Die von dir geschilderten Vorgänge entsprechen nicht nur fehlender Wertschätzung, sondern grenzen bereits an Diskriminierung
Wenn man der subjektiv stark gefärbten Darstellung einfach folgen möchte, mag das so scheinen. Wir könnten aber auch versuchen, die Vorgänge mal mit etwas Abstand einzuordnen:
1) Mama verstorben: Erst einmal mein herzliches Beileid! Es wird leider aus der Beschreibung nicht klar, ob dir auf Antrag wenigstens der vorgesehene Sonderurlaub gewährt wurde. Darauf hättest du tatsächlich Anspruch gehabt.
2) Klasse führen: es gibt zig Abwägungen und Gründe, warum eine Klasse x im darauffolgenden Schuljahr von Kollege y geführt werden soll. Das hat i.d.R. gar nichts mit dem Kollegen z zu tun, der "leer ausging", auch wenn dieser das anders empfinden mag.

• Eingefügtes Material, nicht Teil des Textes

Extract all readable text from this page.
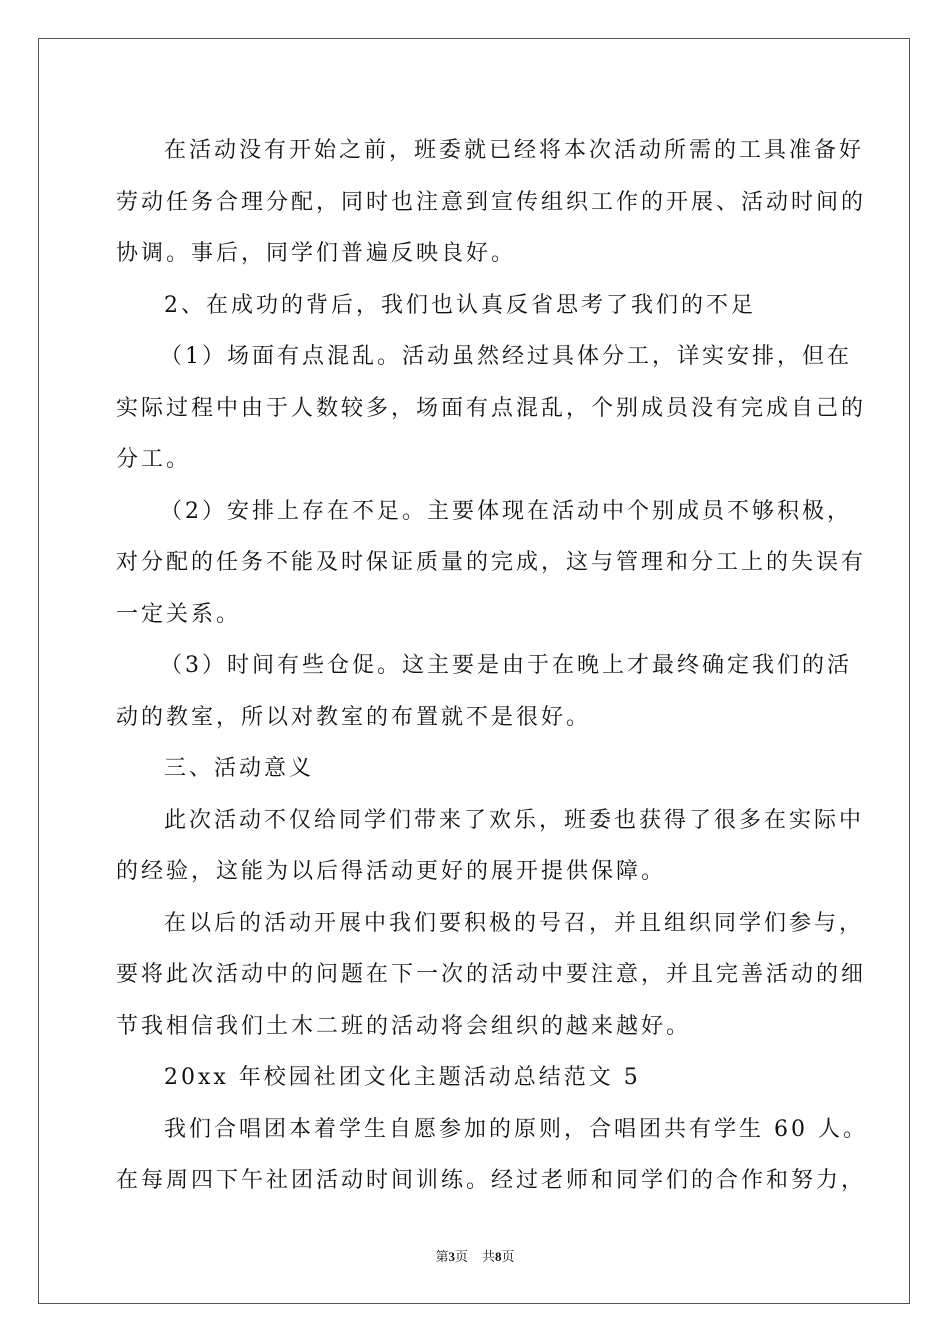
在活动没有开始之前，班委就已经将本次活动所需的工具准备好

劳动任务合理分配，同时也注意到宣传组织工作的开展、活动时间的

协调。事后，同学们普遍反映良好。

2、在成功的背后，我们也认真反省思考了我们的不足

（1）场面有点混乱。活动虽然经过具体分工，详实安排，但在

实际过程中由于人数较多，场面有点混乱，个别成员没有完成自己的

分工。

（2）安排上存在不足。主要体现在活动中个别成员不够积极，

对分配的任务不能及时保证质量的完成，这与管理和分工上的失误有

一定关系。

（3）时间有些仓促。这主要是由于在晚上才最终确定我们的活

动的教室，所以对教室的布置就不是很好。

三、活动意义

此次活动不仅给同学们带来了欢乐，班委也获得了很多在实际中

的经验，这能为以后得活动更好的展开提供保障。

在以后的活动开展中我们要积极的号召，并且组织同学们参与，

要将此次活动中的问题在下一次的活动中要注意，并且完善活动的细

节我相信我们土木二班的活动将会组织的越来越好。

20xx 年校园社团文化主题活动总结范文 5

我们合唱团本着学生自愿参加的原则，合唱团共有学生 60 人。

在每周四下午社团活动时间训练。经过老师和同学们的合作和努力，

第3页 共8页
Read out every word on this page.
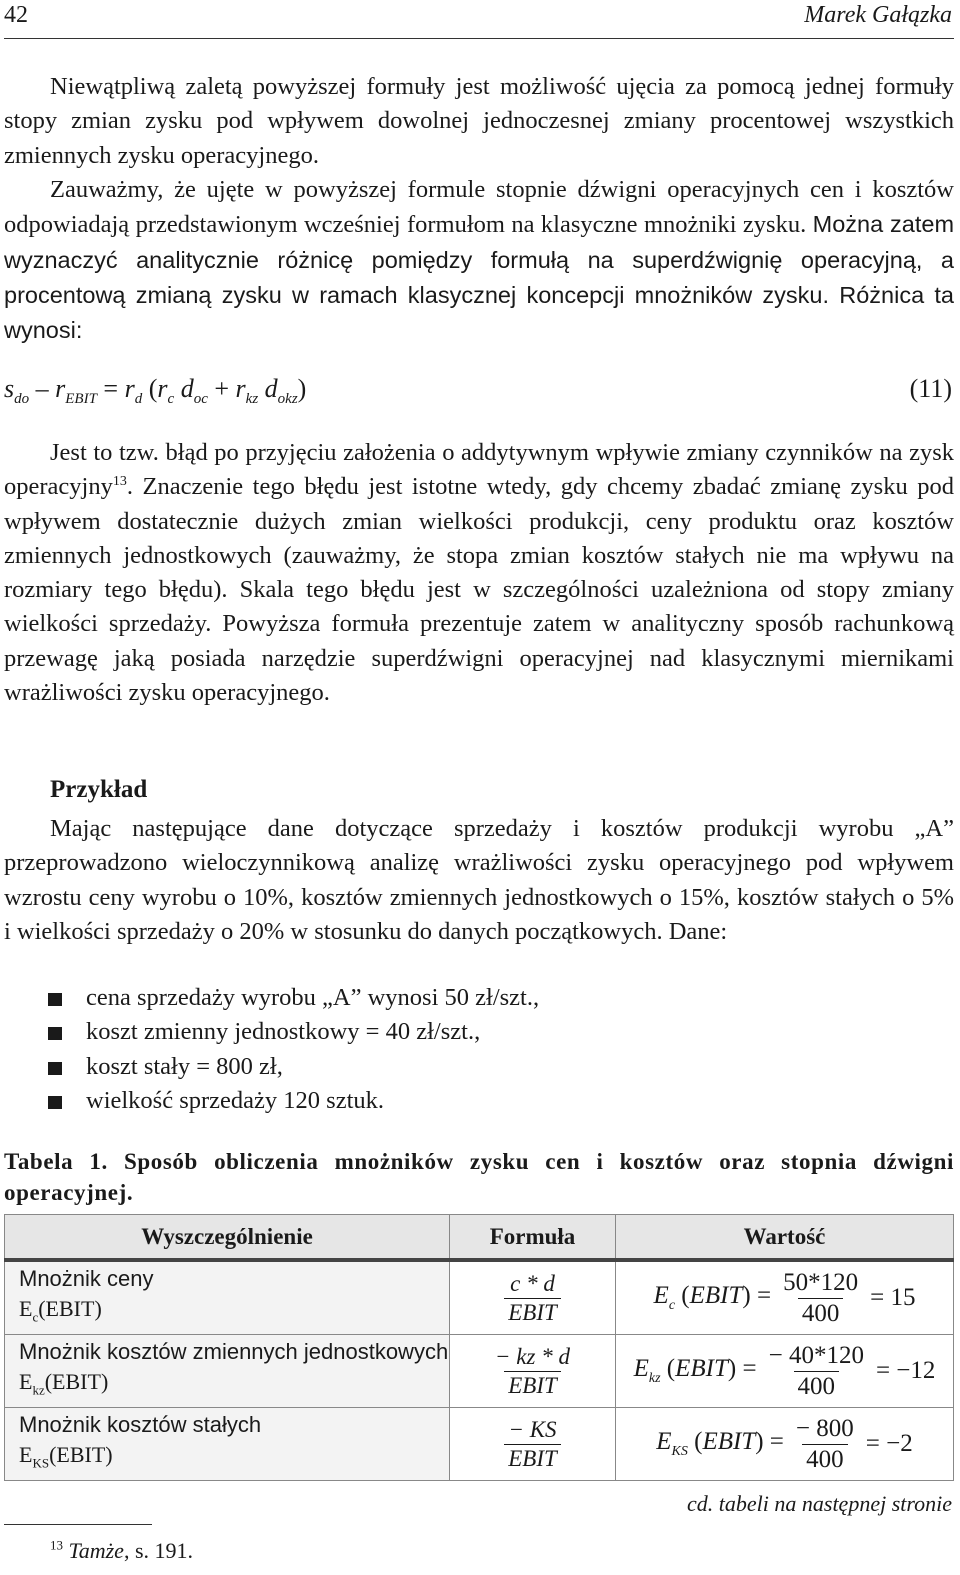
42	Marek Gałązka

Niewątpliwą zaletą powyższej formuły jest możliwość ujęcia za pomocą jednej formuły stopy zmian zysku pod wpływem dowolnej jednoczesnej zmiany procentowej wszystkich zmiennych zysku operacyjnego.

Zauważmy, że ujęte w powyższej formule stopnie dźwigni operacyjnych cen i kosztów odpowiadają przedstawionym wcześniej formułom na klasyczne mnożniki zysku. Można zatem wyznaczyć analitycznie różnicę pomiędzy formułą na superdźwignię operacyjną, a procentową zmianą zysku w ramach klasycznej koncepcji mnożników zysku. Różnica ta wynosi:

$s_{do} - r_{EBIT} = r_d$ ($r_c$ $d_{oc} + r_{kz}$ $d_{okz}$)	(11)

Jest to tzw. błąd po przyjęciu założenia o addytywnym wpływie zmiany czynników na zysk operacyjny$^{13}$. Znaczenie tego błędu jest istotne wtedy, gdy chcemy zbadać zmianę zysku pod wpływem dostatecznie dużych zmian wielkości produkcji, ceny produktu oraz kosztów zmiennych jednostkowych (zauważmy, że stopa zmian kosztów stałych nie ma wpływu na rozmiary tego błędu). Skala tego błędu jest w szczególności uzależniona od stopy zmiany wielkości sprzedaży. Powyższa formuła prezentuje zatem w analityczny sposób rachunkową przewagę jaką posiada narzędzie superdźwigni operacyjnej nad klasycznymi miernikami wrażliwości zysku operacyjnego.

Przykład

Mając następujące dane dotyczące sprzedaży i kosztów produkcji wyrobu „A” przeprowadzono wieloczynnikową analizę wrażliwości zysku operacyjnego pod wpływem wzrostu ceny wyrobu o 10%, kosztów zmiennych jednostkowych o 15%, kosztów stałych o 5% i wielkości sprzedaży o 20% w stosunku do danych początkowych. Dane:

cena sprzedaży wyrobu „A” wynosi 50 zł/szt.,
koszt zmienny jednostkowy = 40 zł/szt.,
koszt stały = 800 zł,
wielkość sprzedaży 120 sztuk.
Tabela 1. Sposób obliczenia mnożników zysku cen i kosztów oraz stopnia dźwigni operacyjnej.
Wyszczególnienie	Formuła	Wartość
Mnożnik ceny
$E_c(EBIT)$	$\frac{c * d}{\text{EBIT}}$	$E_c$ (EBIT) = $\frac{50*120}{400} = 15$

Mnożnik kosztów zmiennych jednostkowych $E_{kz}(EBIT)$	$\frac{- kz * d}{\text{EBIT}}$	$E_{kz}$ (EBIT) = $\frac{- 40*120}{400} = -12$

Mnożnik kosztów stałych
$E_{KS}(EBIT)$	$\frac{- KS}{\text{EBIT}}$	$E_{KS}$ (EBIT) = $\frac{- 800}{400} = -2$
cd. tabeli na następnej stronie
$^{13}$ Tamże, s. 191.
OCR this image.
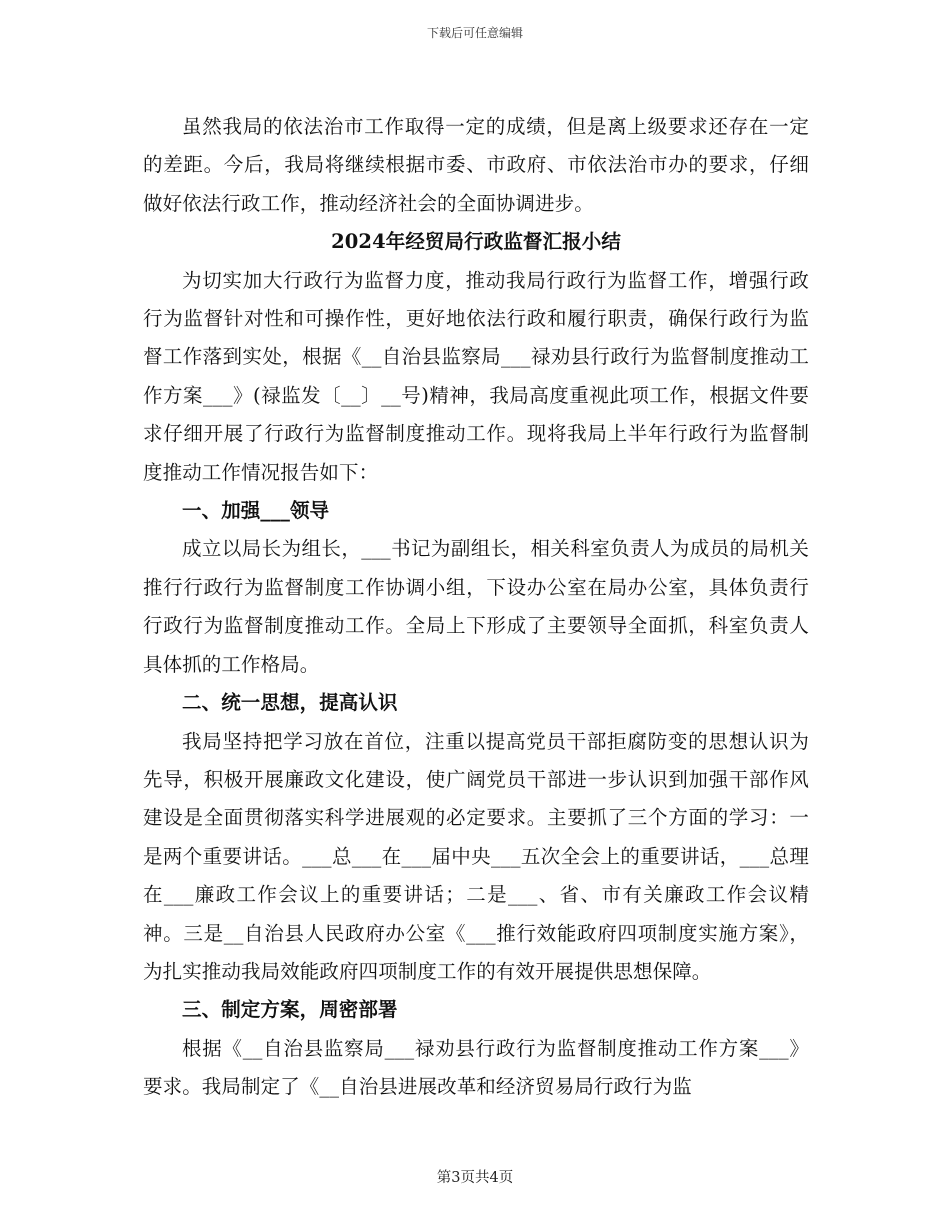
下载后可任意编辑

虽然我局的依法治市工作取得一定的成绩，但是离上级要求还存在一定的差距。今后，我局将继续根据市委、市政府、市依法治市办的要求，仔细做好依法行政工作，推动经济社会的全面协调进步。

2024年经贸局行政监督汇报小结

为切实加大行政行为监督力度，推动我局行政行为监督工作，增强行政行为监督针对性和可操作性，更好地依法行政和履行职责，确保行政行为监督工作落到实处，根据《__自治县监察局___禄劝县行政行为监督制度推动工作方案___》(禄监发〔__〕__号)精神，我局高度重视此项工作，根据文件要求仔细开展了行政行为监督制度推动工作。现将我局上半年行政行为监督制度推动工作情况报告如下：

一、加强___领导

成立以局长为组长，___书记为副组长，相关科室负责人为成员的局机关推行行政行为监督制度工作协调小组，下设办公室在局办公室，具体负责行行政行为监督制度推动工作。全局上下形成了主要领导全面抓，科室负责人具体抓的工作格局。

二、统一思想，提高认识

我局坚持把学习放在首位，注重以提高党员干部拒腐防变的思想认识为先导，积极开展廉政文化建设，使广阔党员干部进一步认识到加强干部作风建设是全面贯彻落实科学进展观的必定要求。主要抓了三个方面的学习：一是两个重要讲话。___总___在___届中央___五次全会上的重要讲话，___总理在___廉政工作会议上的重要讲话；二是___、省、市有关廉政工作会议精神。三是__自治县人民政府办公室《___推行效能政府四项制度实施方案》，为扎实推动我局效能政府四项制度工作的有效开展提供思想保障。

三、制定方案，周密部署

根据《__自治县监察局___禄劝县行政行为监督制度推动工作方案___》要求。我局制定了《__自治县进展改革和经济贸易局行政行为监

第3页共4页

3) Duzen/Siezen: Dass eine Schulleitung Kollegen grundsätzlich siezt, ist genauso wenig ungewöhnlich, wie dass sie mit engen Freunden auch im schulischen Rahmen die "Du"-Form wählt.
4) Büroklammer an Urkunde : Diese wird die SL sicher nicht angebracht haben, um extra einen Knick zur Demütigung in eine Urkunde einzubringen. Dass dort ein Knick ist, mag ärgerlich sein, ist mit hoher Sicherheit aber keine Absicht gewesen.
5) Mittagsschule: Kann ich gerade nicht einschätzen. Warum das nur "im ersten Jahr" passieren solle, klingt nach typischem Lehrerzimmergerücht. In der Regel stecken da sehr praktische Gründe den Einsatz der Lehrkräfte betreffend dahinter.